Home inventory improved last month, rising nearly 17% from a year ago to 1.18 million units. Furthermore, at current sales activity rates, unsold stocks will be supplying 3.5 months from the three months in January 2024.
“More housing supply allows qualified buyers to enter the market,” Lawrence Yun, chief economist at the National Association of Realtors, said in a statement. “But for many consumers, both an increase in inventory and a lower mortgage rate are necessary to buy another home or become a first-time homeowner.”
Yoon pointed out that the combination of rising mortgage rates and home prices has “home affordability remains a challenge.”
Mortgage market status
The US mortgage market has been accelerating since September 2024. However, after surpassing 7% in mid-January, fixed-rate mortgages on average have eased slightly.
“Mortgage fees have dropped slightly this week,” Freddie Mac’s chief economist Sam Carter said in a statement.
“The 30-year fixed-rate mortgage stayed at just under 7% for five consecutive weeks, with less than 20 basis points fluctuating during that time. This stability is expected to be a potential one as we approach the spring home-viewing season. It continues to be a forewarned for buyers and sellers.”
A similar trend was observed in alternative studies.
Joel Kang, assistant chief economist at the Mortgage Bankers Association, said home buyers are reluctant to jump into the real estate market while the market shrugs from hotter than expected inflation data.
“Even with the decline in mortgage rates, the 30-year fixed mortgage rate has dropped to 6.93%, and mortgage applications have declined to the slowest pace since the start of the year,” Kang said. “Buyers remained on the fence, so purchase requests fell that week, but loosening inventory could help support activities in the coming months.”
Mortgage rate tracks the benchmark 10-year Treasury yield. This has increased over the past few months amid concerns about stickiness and stubborn inflation, tougher monetary policy and fiscal policy.

A home under construction in California Valley Center on June 3, 2021. Mike Blake/Reuter
The annual inflation rate rose for the fourth consecutive month, at 3% in January (highest since June 2024).
Industry sentiment snapshot
Home builders’ trust fell to a lowest level in January in five months, and was overwhelmed by concerns about high housing costs, rising mortgage rates and presidential tariff plans.
“The builders retain hopes for regulatory reform, policy uncertainty and cost factors, particularly for regulatory reform, policy uncertainty and cost factors, but created a reset to expectations for 2025 with the latest HMI (Housing Market Index)” HomeBuilder.

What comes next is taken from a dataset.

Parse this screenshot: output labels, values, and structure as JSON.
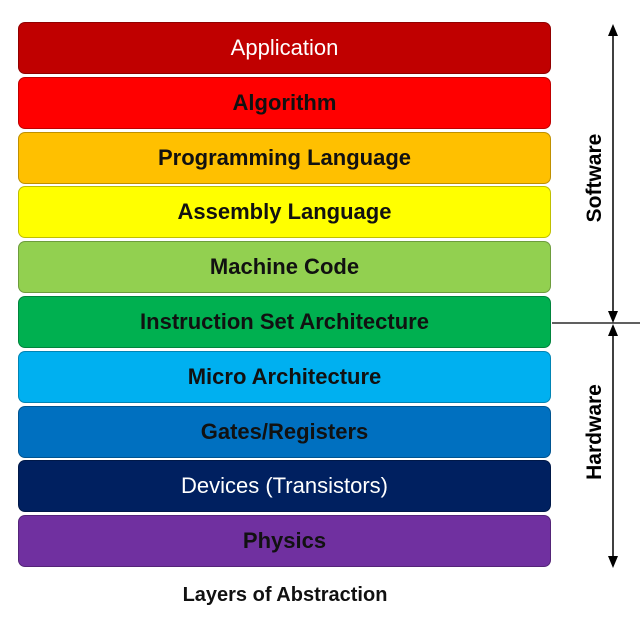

Industry sentiment has skyrocketed following the November 2024 presidential election, but withdrew in fear surrounding higher tariffs and harsher levels of immigration, according to Bill Adams, the Bank of Comerica.
“Comerica is projecting moderate growth in home construction in 2025, because Americans spend more time at home than before the pandemic, and supply is slower to keep up with lifestyle changes. That’s because,” Adams told the Epoch Times in a memo sent by email. “However, tariffs, immigration restrictions and high mortgage rates are risks of shortcomings to industry outlook.”
Today there is more total inventory, and over three years the new list has skyrocketed to the highest level, surged by over 4%. Additionally, a typical home for sale takes 57 days to the longest span in five years, making buyers more negotiating power.